RGB-D Based Action Recognition with Light-weight 3D Convolutional Networks
This work addresses computational inefficiency in action recognition models for video analysis, though it appears incremental as it builds on existing 3D-CNNs with parameter reduction.
The paper tackles action recognition by proposing light-weight 3D convolutional networks for RGB-D data, achieving high accuracy such as 93.2% on NTU cross-subject and 95.5% on N-UCLA cross-view.
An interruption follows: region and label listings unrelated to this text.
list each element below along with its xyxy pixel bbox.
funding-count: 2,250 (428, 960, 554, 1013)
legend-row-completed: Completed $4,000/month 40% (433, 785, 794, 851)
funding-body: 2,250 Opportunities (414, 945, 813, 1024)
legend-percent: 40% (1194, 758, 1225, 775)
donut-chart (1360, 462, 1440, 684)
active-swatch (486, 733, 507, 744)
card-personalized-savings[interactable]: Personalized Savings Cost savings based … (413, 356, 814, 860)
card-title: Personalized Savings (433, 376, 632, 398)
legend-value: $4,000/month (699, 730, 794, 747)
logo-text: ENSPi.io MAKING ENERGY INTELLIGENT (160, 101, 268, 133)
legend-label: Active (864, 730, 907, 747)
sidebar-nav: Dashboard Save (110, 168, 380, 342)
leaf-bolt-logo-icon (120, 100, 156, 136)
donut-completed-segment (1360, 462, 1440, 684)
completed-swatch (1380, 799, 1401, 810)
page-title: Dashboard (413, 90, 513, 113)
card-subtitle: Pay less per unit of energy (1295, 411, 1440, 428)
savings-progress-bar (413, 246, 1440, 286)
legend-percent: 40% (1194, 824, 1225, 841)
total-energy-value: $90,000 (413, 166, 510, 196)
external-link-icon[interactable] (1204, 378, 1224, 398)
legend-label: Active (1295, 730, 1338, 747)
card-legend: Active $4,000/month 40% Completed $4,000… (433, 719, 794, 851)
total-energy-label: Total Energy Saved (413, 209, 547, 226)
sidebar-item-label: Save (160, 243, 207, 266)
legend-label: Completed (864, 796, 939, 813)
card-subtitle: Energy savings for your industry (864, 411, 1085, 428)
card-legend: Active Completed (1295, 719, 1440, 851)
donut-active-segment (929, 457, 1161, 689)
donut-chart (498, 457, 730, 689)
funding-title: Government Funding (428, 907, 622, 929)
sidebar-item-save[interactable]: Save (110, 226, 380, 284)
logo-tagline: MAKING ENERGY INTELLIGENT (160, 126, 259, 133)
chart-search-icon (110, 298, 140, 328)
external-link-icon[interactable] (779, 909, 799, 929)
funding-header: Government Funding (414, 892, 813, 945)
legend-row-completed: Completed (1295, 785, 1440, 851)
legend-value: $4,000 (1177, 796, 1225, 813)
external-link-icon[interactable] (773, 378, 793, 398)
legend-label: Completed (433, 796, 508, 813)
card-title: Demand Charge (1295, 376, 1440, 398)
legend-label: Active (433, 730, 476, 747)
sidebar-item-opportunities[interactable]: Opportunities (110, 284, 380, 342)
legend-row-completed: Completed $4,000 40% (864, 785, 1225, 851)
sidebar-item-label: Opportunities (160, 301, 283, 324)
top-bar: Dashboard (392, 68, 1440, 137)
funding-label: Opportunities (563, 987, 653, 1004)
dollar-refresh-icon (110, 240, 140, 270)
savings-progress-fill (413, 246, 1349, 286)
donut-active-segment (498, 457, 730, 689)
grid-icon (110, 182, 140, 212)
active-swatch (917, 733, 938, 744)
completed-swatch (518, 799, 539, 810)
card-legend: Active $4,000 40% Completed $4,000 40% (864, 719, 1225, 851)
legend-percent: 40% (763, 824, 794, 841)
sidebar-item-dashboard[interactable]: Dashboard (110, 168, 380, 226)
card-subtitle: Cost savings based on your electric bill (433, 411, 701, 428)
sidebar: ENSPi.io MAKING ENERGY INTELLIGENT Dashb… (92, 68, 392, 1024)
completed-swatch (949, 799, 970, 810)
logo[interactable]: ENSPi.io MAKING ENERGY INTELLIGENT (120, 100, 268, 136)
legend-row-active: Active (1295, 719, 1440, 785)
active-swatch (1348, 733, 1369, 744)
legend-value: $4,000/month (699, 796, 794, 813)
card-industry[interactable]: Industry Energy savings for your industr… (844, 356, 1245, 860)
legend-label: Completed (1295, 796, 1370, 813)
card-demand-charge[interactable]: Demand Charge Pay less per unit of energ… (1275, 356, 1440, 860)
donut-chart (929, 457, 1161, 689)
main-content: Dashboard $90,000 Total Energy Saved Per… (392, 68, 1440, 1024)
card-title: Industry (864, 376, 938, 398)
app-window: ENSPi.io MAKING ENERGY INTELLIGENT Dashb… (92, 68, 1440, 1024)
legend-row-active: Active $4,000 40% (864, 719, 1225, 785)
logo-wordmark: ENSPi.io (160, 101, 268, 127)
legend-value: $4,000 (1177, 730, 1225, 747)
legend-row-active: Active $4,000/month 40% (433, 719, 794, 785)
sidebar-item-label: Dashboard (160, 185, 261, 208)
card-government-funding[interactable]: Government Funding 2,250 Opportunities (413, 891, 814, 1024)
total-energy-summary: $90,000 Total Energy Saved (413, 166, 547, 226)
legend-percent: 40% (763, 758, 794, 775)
Different from RGB videos, depth data in RGB-D videos provide key complementary information for tristimulus visual data which potentially could achieve accuracy improvement for action recognition. However, most of the existing action recognition models solely using RGB videos limit the performance capacity. Additionally, the state-of-the-art action recognition models, namely 3D convolutional neural networks (3D-CNNs) contain tremendous parameters suffering from computational inefficiency. In this paper, we propose a series of 3D light-weight architectures for action recognition based on RGB-D data. Compared with conventional 3D-CNN models, the proposed light-weight 3D-CNNs have considerably less parameters involving lower computation cost, while it results in favorable recognition performance. Experimental results on two public benchmark datasets show that our models can approximate or outperform the state-of-the-art approaches. Specifically, on the RGB+D-NTU (NTU) dataset, we achieve 93.2% and 97.6% for cross-subject and cross-view measurement, and on the Northwestern-UCLA Multiview Action 3D (N-UCLA) dataset, we achieve 95.5% accuracy of cross-view.